How does Lean Services/Lean IT differ from Lean Manufacturing? Do we actually have the same types of waste?
While everyone is comfortable with the 7 types of waste in Lean Manufacturing, there seems to be a lot of confusion regarding the classification of waste in the service and IT sector. I often hear comments that the concepts from the shop floor can’t be transferred to a service/IT environment. Since I disagree with that point of view and think that wastes in services/IT map almost one to one to wastes in manufacturing, I made a little table with examples:
[table class=”table table-striped”]
Waste in Manufacturing; Waste in Services/IT; Examples in Services and IT
Overproduction; Overproduction; Create a report that no one reads, start developing a new functionality instead of finishing the ongoing tasks, adding some fields to a SQL table “just in case”.
Transport; Handover; Passing a purchase order to a different person or department for verification, passing the product specification from the business analyst to the developers.
Movement; Searches/Movement; Travelling to visit a client, the key strokes required to code a functionality, looking up information.
Overprocessing; Overprocessing; Double/triple checking inputs, overly worrying of a routine’s computing performance before testing the entire solution in practice.
Waiting; Waiting; Waiting for someone else to return on a request, waiting for the automated tests to be finished.
Inventory; Backlog; Unfinished requests, not completely processed orders, programs which have been specified but not yet developed.
Defects; Errors; Incorrect delivery information on an order, wrong product specifications send to engineering department, software bugs.
Where is Rework?
Some production systems refer to defects/errors as rework.

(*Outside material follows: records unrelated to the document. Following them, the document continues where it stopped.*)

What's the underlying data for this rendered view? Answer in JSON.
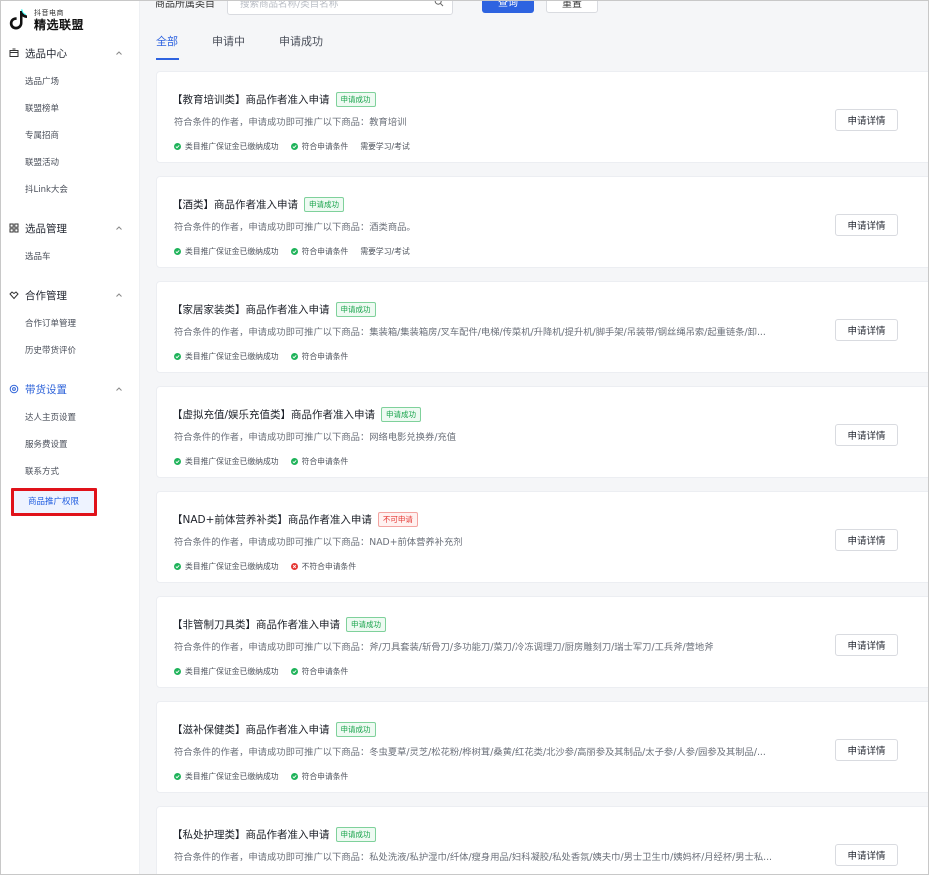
{
  "brand": {
    "small": "抖音电商",
    "big": "精选联盟",
    "colors": {
      "accent": "#2e63e0",
      "success": "#1fb35a",
      "danger": "#e53935",
      "highlight_box": "#e0121a"
    }
  },
  "sidebar": {
    "groups": [
      {
        "title": "选品中心",
        "icon": "box-icon",
        "items": [
          "选品广场",
          "联盟榜单",
          "专属招商",
          "联盟活动",
          "抖Link大会"
        ]
      },
      {
        "title": "选品管理",
        "icon": "grid-icon",
        "items": [
          "选品车"
        ]
      },
      {
        "title": "合作管理",
        "icon": "handshake-icon",
        "items": [
          "合作订单管理",
          "历史带货评价"
        ]
      },
      {
        "title": "带货设置",
        "icon": "settings-icon",
        "items": [
          "达人主页设置",
          "服务费设置",
          "联系方式",
          "商品推广权限"
        ]
      }
    ],
    "selected_item": "商品推广权限"
  },
  "filter": {
    "label": "商品所属类目",
    "search_placeholder": "搜索商品名称/类目名称",
    "query_label": "查询",
    "reset_label": "重置"
  },
  "tabs": [
    "全部",
    "申请中",
    "申请成功"
  ],
  "active_tab": "全部",
  "cards": [
    {
      "title": "【教育培训类】商品作者准入申请",
      "status": "申请成功",
      "status_type": "ok",
      "desc": "符合条件的作者，申请成功即可推广以下商品：教育培训",
      "tags": [
        {
          "type": "ok",
          "text": "类目推广保证金已缴纳成功"
        },
        {
          "type": "ok",
          "text": "符合申请条件"
        },
        {
          "type": "plain",
          "text": "需要学习/考试"
        }
      ],
      "button": "申请详情"
    },
    {
      "title": "【酒类】商品作者准入申请",
      "status": "申请成功",
      "status_type": "ok",
      "desc": "符合条件的作者，申请成功即可推广以下商品：酒类商品。",
      "tags": [
        {
          "type": "ok",
          "text": "类目推广保证金已缴纳成功"
        },
        {
          "type": "ok",
          "text": "符合申请条件"
        },
        {
          "type": "plain",
          "text": "需要学习/考试"
        }
      ],
      "button": "申请详情"
    },
    {
      "title": "【家居家装类】商品作者准入申请",
      "status": "申请成功",
      "status_type": "ok",
      "desc": "符合条件的作者，申请成功即可推广以下商品：集装箱/集装箱房/叉车配件/电梯/传菜机/升降机/提升机/脚手架/吊装带/钢丝绳吊索/起重链条/卸...",
      "tags": [
        {
          "type": "ok",
          "text": "类目推广保证金已缴纳成功"
        },
        {
          "type": "ok",
          "text": "符合申请条件"
        }
      ],
      "button": "申请详情"
    },
    {
      "title": "【虚拟充值/娱乐充值类】商品作者准入申请",
      "status": "申请成功",
      "status_type": "ok",
      "desc": "符合条件的作者，申请成功即可推广以下商品：网络电影兑换券/充值",
      "tags": [
        {
          "type": "ok",
          "text": "类目推广保证金已缴纳成功"
        },
        {
          "type": "ok",
          "text": "符合申请条件"
        }
      ],
      "button": "申请详情"
    },
    {
      "title": "【NAD+前体营养补类】商品作者准入申请",
      "status": "不可申请",
      "status_type": "no",
      "desc": "符合条件的作者，申请成功即可推广以下商品：NAD+前体营养补充剂",
      "tags": [
        {
          "type": "ok",
          "text": "类目推广保证金已缴纳成功"
        },
        {
          "type": "no",
          "text": "不符合申请条件"
        }
      ],
      "button": "申请详情"
    },
    {
      "title": "【非管制刀具类】商品作者准入申请",
      "status": "申请成功",
      "status_type": "ok",
      "desc": "符合条件的作者，申请成功即可推广以下商品：斧/刀具套装/斩骨刀/多功能刀/菜刀/冷冻调理刀/厨房雕刻刀/瑞士军刀/工兵斧/营地斧",
      "tags": [
        {
          "type": "ok",
          "text": "类目推广保证金已缴纳成功"
        },
        {
          "type": "ok",
          "text": "符合申请条件"
        }
      ],
      "button": "申请详情"
    },
    {
      "title": "【滋补保健类】商品作者准入申请",
      "status": "申请成功",
      "status_type": "ok",
      "desc": "符合条件的作者，申请成功即可推广以下商品：冬虫夏草/灵芝/松花粉/桦树茸/桑黄/红花类/北沙参/高丽参及其制品/太子参/人参/园参及其制品/...",
      "tags": [
        {
          "type": "ok",
          "text": "类目推广保证金已缴纳成功"
        },
        {
          "type": "ok",
          "text": "符合申请条件"
        }
      ],
      "button": "申请详情"
    },
    {
      "title": "【私处护理类】商品作者准入申请",
      "status": "申请成功",
      "status_type": "ok",
      "desc": "符合条件的作者，申请成功即可推广以下商品：私处洗液/私护湿巾/纤体/瘦身用品/妇科凝胶/私处香氛/姨夫巾/男士卫生巾/姨妈杯/月经杯/男士私...",
      "tags": [],
      "button": "申请详情"
    }
  ]
}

This can lead to a wrong understanding of waste elimination: Avoiding rework by not fixing errors!
Where is the 8th type of waste for Lean IT: Knowledge?
Knowledge as type of waste has only one function: To say to your white-collar programmers, “you are so much smarter than the blue-collar guys from the shop floor”. Anyone who actually believes that sh… is welcome to work as a welder or electrician, just to figure how much knowledge is really required to do these kinds of jobs.

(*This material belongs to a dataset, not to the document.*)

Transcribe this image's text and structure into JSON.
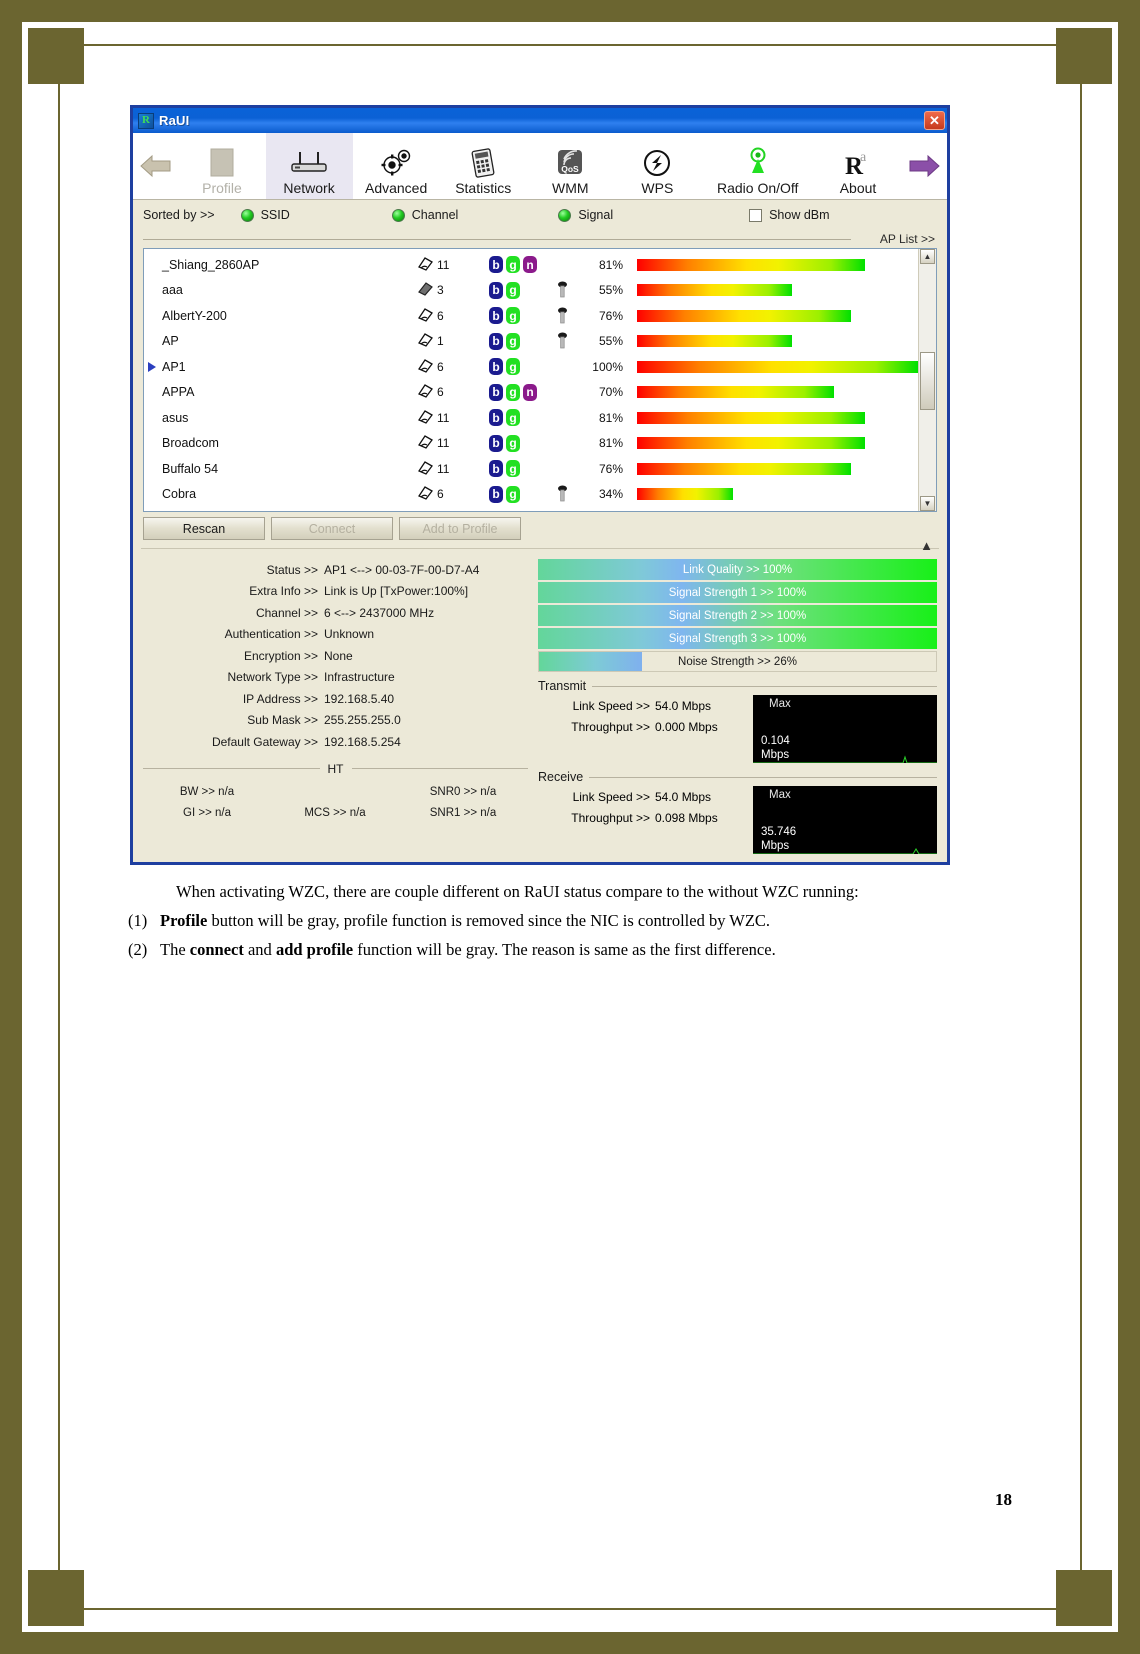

Besides that a “lack of knowledge” can be easily detected by looking at other types of waste like errors or searches. “Excess of knowledge” can be indeed a potential for improvements, but stressing this concern too much can be evenly dangerous since it lures managers away from the creation of flow and generates a focus on financial optimization.
What matters at the end is the elimination of root causes for waste. The 7 types of waste are just a tool which help you too see the problems and not an exact academic definition. So it doesn’t matter how many and what types of waste do you have as long as you work hard on the reduction on non value adding activities.